Yes, New York is flush with cash now: Washington OK’d a whopping $13 billion in aid for the state last year, Albany raised taxes and revenue is running higher than projected. Yet the radicals in the Legislature — with then-Gov. Andrew Cuomo’s blessing — jacked up spending by an outrageous $24 billion, from $187 billion to $211 billion, or about 13%.

And this year, the radicals are looking to spend even more, and not just on wholly unaffordable items like single-payer health care. Hochul’s No. 1 task: Don’t dig the hole deeper.

As the Citizens Budget Commission notes, state government is using its windfall funds “to accelerate already high spending growth.” The CBC warns that “imprudent use” of COVID-related federal aid is “creating a ‘fiscal cliff,’ with approximately $3.5 billion in recurring program spending supported” by aid only through 2025. Where will the state find the cash to fund those programs after that?

To her credit, the gov has opposed more tax hikes: “I’m not interested in driving people out of this state,” she’s said. So unless the economy grows far faster than projected, she faces only one other choice: roll back spending.

Another recession is inevitable sooner or later, the CBC also rightly warns, yet the state’s rainy-day reserves are insufficient to weather the storm.
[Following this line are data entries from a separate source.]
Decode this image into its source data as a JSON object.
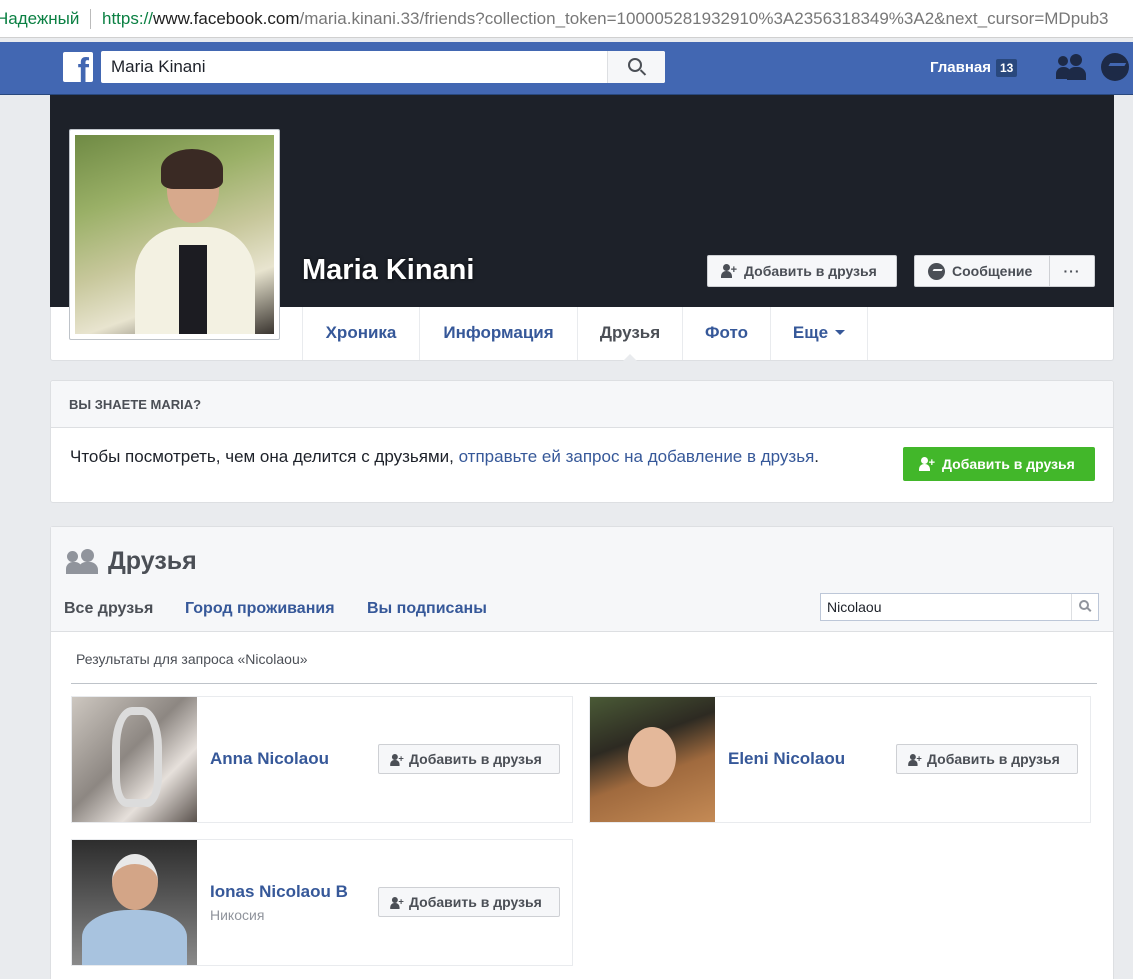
{
  "browser": {
    "secure_label": "Надежный",
    "url_scheme": "https://",
    "url_domain": "www.facebook.com",
    "url_path": "/maria.kinani.33/friends?collection_token=100005281932910%3A2356318349%3A2&next_cursor=MDpub3"
  },
  "topbar": {
    "search_value": "Maria Kinani",
    "home_label": "Главная",
    "home_count": "13",
    "icons": [
      "facebook-logo",
      "search-icon",
      "friend-requests-icon",
      "messenger-icon"
    ]
  },
  "profile": {
    "name": "Maria Kinani",
    "add_friend_label": "Добавить в друзья",
    "message_label": "Сообщение",
    "more_label": "···"
  },
  "nav": {
    "tabs": [
      {
        "label": "Хроника"
      },
      {
        "label": "Информация"
      },
      {
        "label": "Друзья"
      },
      {
        "label": "Фото"
      },
      {
        "label": "Еще"
      }
    ],
    "active": "Друзья"
  },
  "know": {
    "heading": "ВЫ ЗНАЕТЕ MARIA?",
    "text": "Чтобы посмотреть, чем она делится с друзьями, ",
    "link": "отправьте ей запрос на добавление в друзья",
    "text_end": ".",
    "button_label": "Добавить в друзья"
  },
  "friends": {
    "title": "Друзья",
    "tabs": [
      {
        "label": "Все друзья"
      },
      {
        "label": "Город проживания"
      },
      {
        "label": "Вы подписаны"
      }
    ],
    "search_value": "Nicolaou",
    "results_label": "Результаты для запроса «Nicolaou»",
    "results": [
      {
        "name": "Anna Nicolaou",
        "subtitle": "",
        "button": "Добавить в друзья"
      },
      {
        "name": "Eleni Nicolaou",
        "subtitle": "",
        "button": "Добавить в друзья"
      },
      {
        "name": "Ionas Nicolaou B",
        "subtitle": "Никосия",
        "button": "Добавить в друзья"
      }
    ]
  },
  "colors": {
    "fb_blue": "#4267b2",
    "link_blue": "#365899",
    "green": "#42b72a",
    "cover": "#1d2129"
  }
}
Hochul needs to shore them up.

The good news: Cuomo left a target-rich environment. He let Medicaid outlays spin out of control, for example, using budget gimmicks to cover up the mess. Hochul needs to end those gimmicks and rein in spending that’s meant for the poor but that’s soon expected to cover costs for 40 percent of residents.

School aid, too, is off the charts: New Yorkers spend double the national average per student on education, yet student achievement is far from the top. (Hochul can get far bigger bang for the buck by supporting charter schools.)

Another fat target: misguided “economic development.” State and local governments shell out more than $10 billion a year to companies to get them to invest here (or keep them from leaving), yet much of that is wasted. Remember Cuomo’s Buffalo Billion boondoggle, which produced more corruption than jobs? Or the $420 million in checks Albany writes each year to film and TV moguls, the last people to need it?

If Hochul wants to attract business and promote growth, her best bet would be to lower taxes and roll back counterproductive regulations.

Again, her biggest problem will be left-wing, spendaholic lawmakers and groups whose backing can help her as she runs to keep her job. But if she caves to these irresponsible voices calling for even more outlays, she won’t deserve to remain governor.